Lipocrea
| Lipocrea | |
|---|---|
| Female L. fusiformis from Okinawa | |
| Female L. longissima from South Africa | |
| Scientific classification | |
| Kingdom: | Animalia |
| Phylum: | Arthropoda |
| Subphylum: | Chelicerata |
| Class: | Arachnida |
| Order: | Araneae |
| Infraorder: | Araneomorphae |
| Family: | Araneidae |
| Genus: | Lipocrea Thorell, 1878[1] |
| Type species | |
| L. fusiformis (Thorell, 1877) | |
| Species | |
|
5, see text | |
Lipocrea is a genus of orb-weaver spiders first described by Tamerlan Thorell in 1878.[2]
Description
Female and male spiders measure 7-8 mm in total length. These spiders have straw-coloured bodies and legs. The carapace is elongate pear-shaped but narrower in the eye region with an elongate fovea and a narrow longitudinal band dorsally. The abdomen is straw-coloured frequently with paired black spots, oval and elongate with a narrow tip anteriorly and a slight hump above the spinnerets. Their legs are very long and decorated with spots and setae, same color as body, and bear setae with dark spots at their bases.[3]
Species
As of September 2025, this genus includes five species:[1]

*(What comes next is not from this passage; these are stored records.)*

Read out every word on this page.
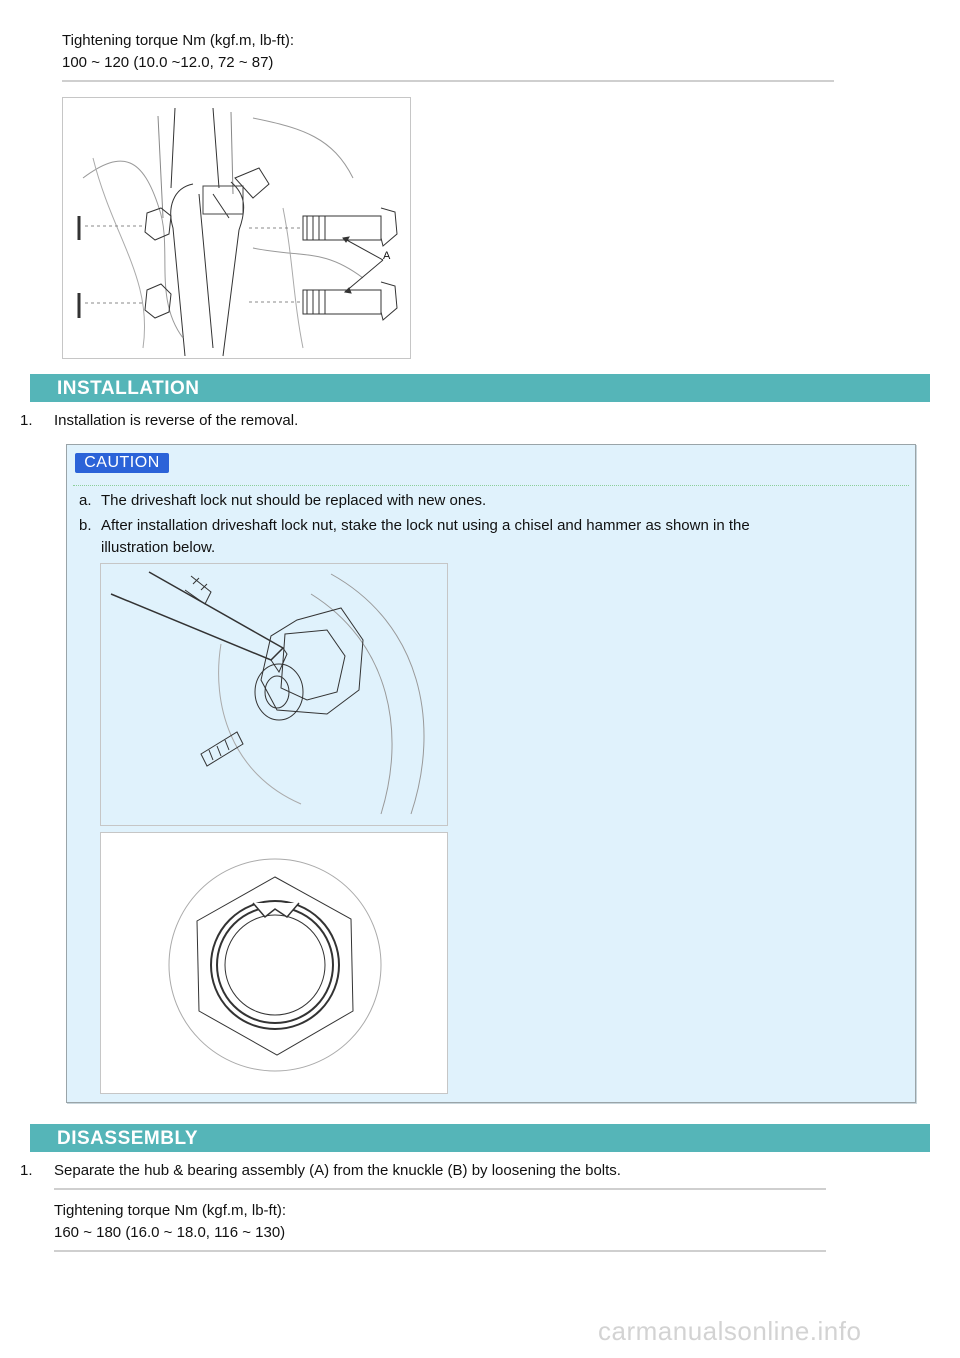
Tightening torque Nm (kgf.m, lb-ft):
100 ~ 120 (10.0 ~12.0, 72 ~ 87)
A
INSTALLATION
1. Installation is reverse of the removal.
CAUTION
a. The driveshaft lock nut should be replaced with new ones.
b. After installation driveshaft lock nut, stake the lock nut using a chisel and hammer as shown in the
illustration below.
DISASSEMBLY
1. Separate the hub & bearing assembly (A) from the knuckle (B) by loosening the bolts.
Tightening torque Nm (kgf.m, lb-ft):
160 ~ 180 (16.0 ~ 18.0, 116 ~ 130)
carmanualsonline.info
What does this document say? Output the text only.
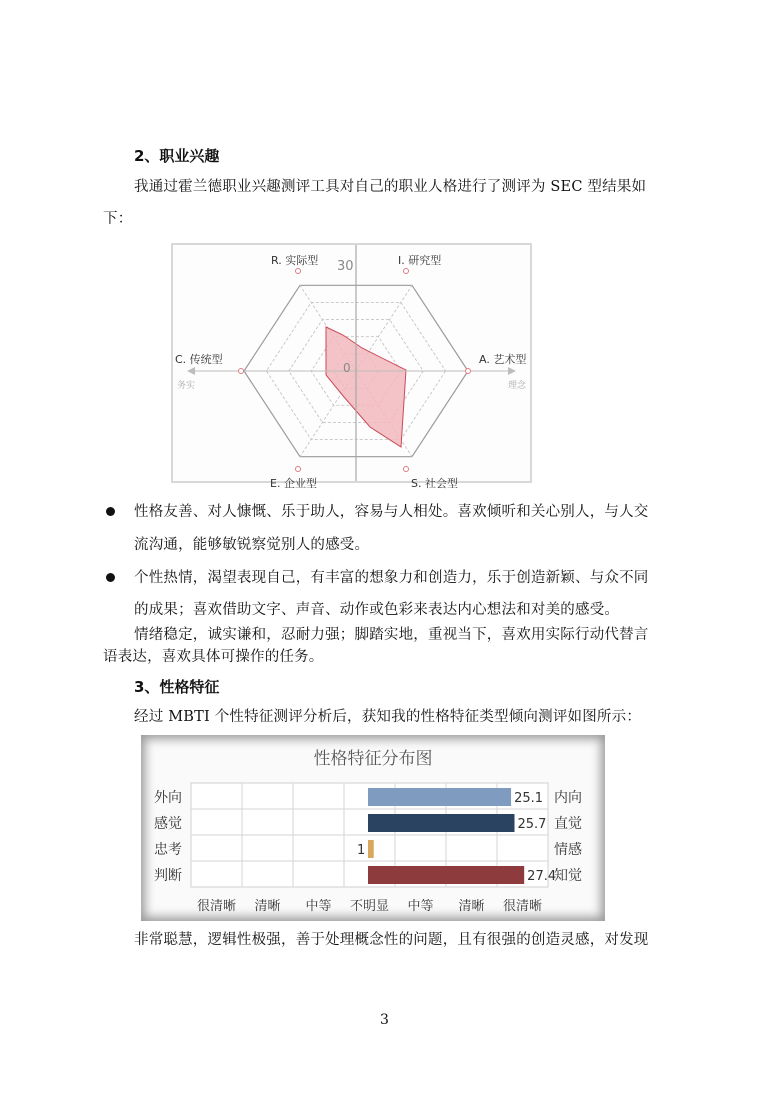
2、职业兴趣
我通过霍兰德职业兴趣测评工具对自己的职业人格进行了测评为 SEC 型结果如
下：
R. 实际型	I. 研究型
A. 艺术型
S. 社会型
E. 企业型
C. 传统型
30
0
务实	理念
性格友善、对人慷慨、乐于助人，容易与人相处。喜欢倾听和关心别人，与人交
流沟通，能够敏锐察觉别人的感受。
个性热情，渴望表现自己，有丰富的想象力和创造力，乐于创造新颖、与众不同
的成果；喜欢借助文字、声音、动作或色彩来表达内心想法和对美的感受。
情绪稳定，诚实谦和，忍耐力强；脚踏实地，重视当下，喜欢用实际行动代替言
语表达，喜欢具体可操作的任务。
3、性格特征
经过 MBTI 个性特征测评分析后，获知我的性格特征类型倾向测评如图所示：
性格特征分布图
外向	内向
25.1
感觉	直觉
25.7
忠考	情感
1
判断	知觉
27.4
很清晰 清晰 中等 不明显 中等 清晰 很清晰
非常聪慧，逻辑性极强，善于处理概念性的问题，且有很强的创造灵感，对发现
3
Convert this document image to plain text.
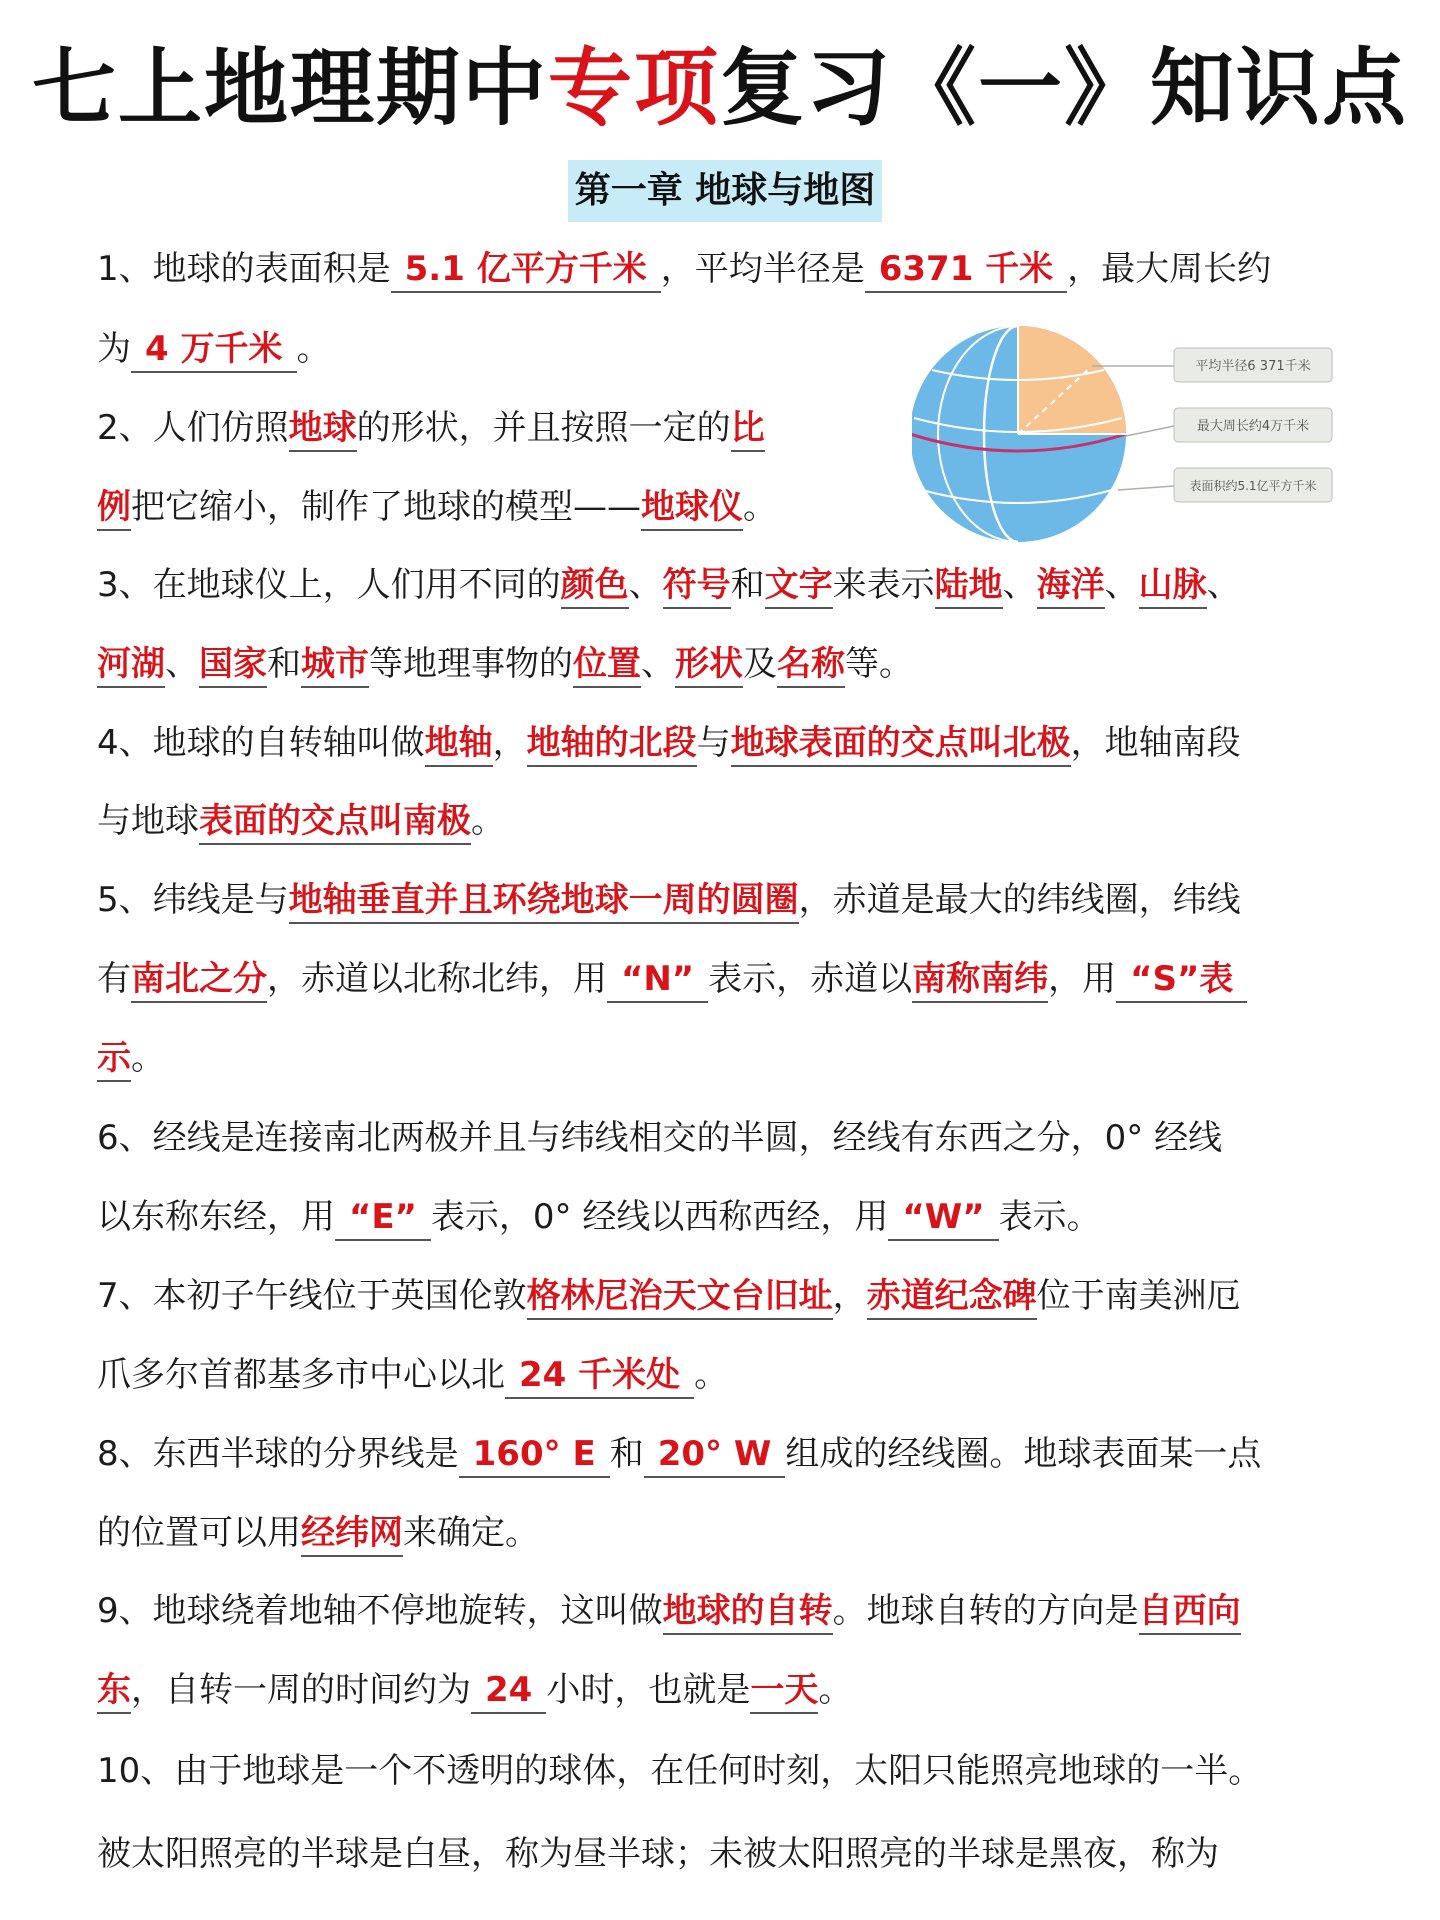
七上地理期中专项复习《一》知识点
第一章 地球与地图
平均半径6 371千米
最大周长约4万千米
表面积约5.1亿平方千米
1、地球的表面积是 5.1 亿平方千米 ，平均半径是 6371 千米 ，最大周长约
为 4 万千米 。
2、人们仿照地球的形状，并且按照一定的比
例把它缩小，制作了地球的模型——地球仪。
3、在地球仪上，人们用不同的颜色、符号和文字来表示陆地、海洋、山脉、
河湖、国家和城市等地理事物的位置、形状及名称等。
4、地球的自转轴叫做地轴，地轴的北段与地球表面的交点叫北极，地轴南段
与地球表面的交点叫南极。
5、纬线是与地轴垂直并且环绕地球一周的圆圈，赤道是最大的纬线圈，纬线
有南北之分，赤道以北称北纬，用 “N” 表示，赤道以南称南纬，用 “S”表
示。
6、经线是连接南北两极并且与纬线相交的半圆，经线有东西之分，0° 经线
以东称东经，用 “E” 表示，0° 经线以西称西经，用 “W” 表示。
7、本初子午线位于英国伦敦格林尼治天文台旧址，赤道纪念碑位于南美洲厄
爪多尔首都基多市中心以北 24 千米处 。
8、东西半球的分界线是 160° E 和 20° W 组成的经线圈。地球表面某一点
的位置可以用经纬网来确定。
9、地球绕着地轴不停地旋转，这叫做地球的自转。地球自转的方向是自西向
东，自转一周的时间约为 24 小时，也就是一天。
10、由于地球是一个不透明的球体，在任何时刻，太阳只能照亮地球的一半。
被太阳照亮的半球是白昼，称为昼半球；未被太阳照亮的半球是黑夜，称为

- Lipocrea diluta Thorell, 1887 – Myanmar, Indonesia
- Lipocrea epeiroides (O. Pickard-Cambridge, 1872) – Spain, Italy (Sardinia, Sicily), Malta, Cyprus, Turkey, Israel, Yemen, India
- Lipocrea fusiformis (Thorell, 1877) – India, Japan, Philippines, Indonesia (Sulawesi) (type species)
- Lipocrea longissima (Simon, 1881) – Central, East, Southern Africa
- Lipocrea phosop (Tanikawa, Into & Petcharad, 2023) – Thailand
References
- ^ a b c "Genus Lipocrea". World Spider Catalog. doi:10.24436/2. Retrieved 26 September 2025.
- ^ Thorell, T. (1878). "Studi sui ragni Malesi e Papuani. II. Ragni di Amboina raccolti Prof. O. Beccari". Annali del Museo Civico di Storia Naturale di Genova. 13: 1–317.
- ^ Dippenaar-Schoeman, A.S.; Haddad, C.R.; Foord, S.H.; Lotz, L.N.; Webb, P. (2022). The Araneidae of South Africa. Version 2: part 2 (E-Ne). South African National Survey of Arachnida Photo Identification Guide. p. 44. doi:10.5281/zenodo.6619195. This article incorporates text available under the CC BY 4.0 license.